Non-PRs showed significantly lower rT2SRmin, rT2SRmean, and rT2SRmax than that of PRs. Non-PRs also showed significantly higher rT2SRdif values than that of PRs. DIPGs are typically hyperintense on T2-weighted MRI sequences [20]. Areas with lower T2 signal intensities may have a greater likelihood of diffusion limitation and enhancement [29, 30]. In addition, DIPG studies have shown that areas of signal hypointensity on T2-weighted images correspond to the foci of anaplasia and hypercellularity [29, 31]. We quantified differences in rT2SR values to evaluate tumor heterogeneity. Therefore, regions displaying high T2 signal intensity ratio differences may reflect highly heterogeneous regions with spatial changes in cellular structure and various pathological components.

DIPGs located in an eloquent brain region preclude surgical resection; research shows the safety of DIPG biopsy [32] in providing data for treatment decisions; however, the sample size obtained from stereotactic biopsy is relatively small and cannot completely decipher the overall heterogeneity of the tumor. Extrapontine extension is an unfavorable prognostic factor in patients with DIPG [1, 21]. We discovered a method for measuring extrapontine extension in previous studies [21], which may be more accurate.

Those with T2-FLAIR mismatch sign have a good radiotherapy response [16], and the same results were obtained in the univariate analysis. However, the T2-FLAIR mismatch sign was mostly characterized as grade 1 or grade 2 in the visual evaluation method of T2 signal intensity heterogeneity used in this study. Hence, T2-FLAIR mismatch sign was not included in the multivariate analysis. Moreover, radiomic models can be used to predict the prognosis of patients with DIPG [33,34,35]. However, few studies have focused on radiomic models and DIPG radiotherapy responses. Radiomics has the advantage of providing better disease representation by revealing high-dimensional features and subpattern changes beyond visual assessment [36]. The use of Radiomic models in this study to predict DIPG radiotherapy response also demonstrated good discrimination.

In the present study, we confirmed that the survival period in the PR group was significantly longer than that in the non-PR group. Further analysis was conducted on the changes in KPS scores of the two groups of patients before and after radiotherapy; the PR group had a better quality of life. Assuming that the overall survival of patients cannot be significantly improved in a short period, the quality of life of these patients will become equally important.

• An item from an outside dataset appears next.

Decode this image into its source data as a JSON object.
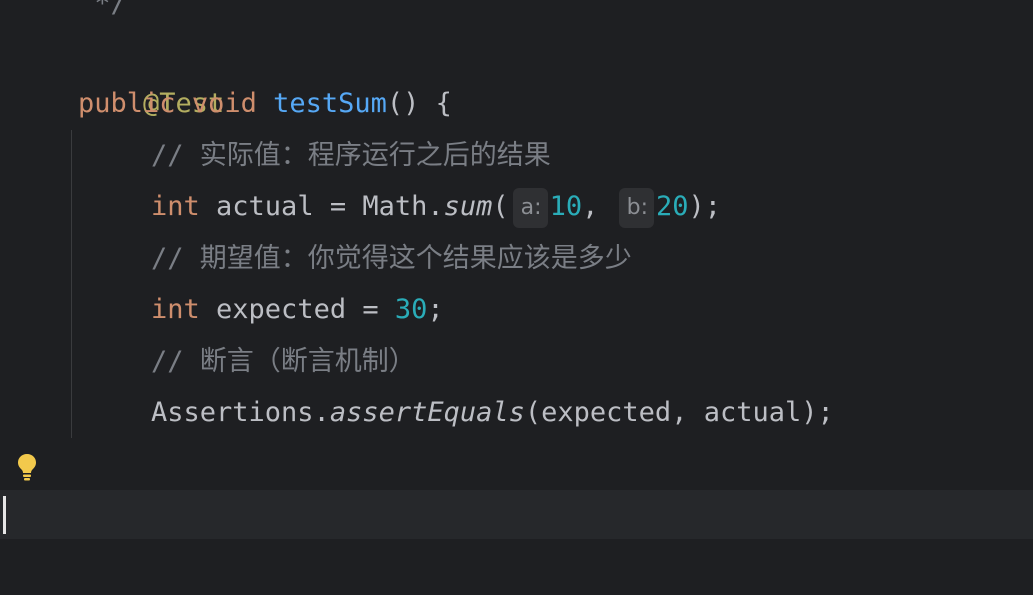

This study has some limitations. This was a retrospective, single-center study. Further prospective multicenter studies are required to validate our results. There are few patients undergoing biopsy, and only a small portion of patients have genetic data. Accordingly, we will incorporate genetic data to improve the diagnostic ability of the model in future research.

Conclusion

Combining T2-weighted quantification with qualitative and extrapontine volume ratios can accurately predict DIPG radiotherapy response. Early identification of radiotherapy response to DIPG is helpful for personalized treatment and prognostic assessment for patients with DIPG.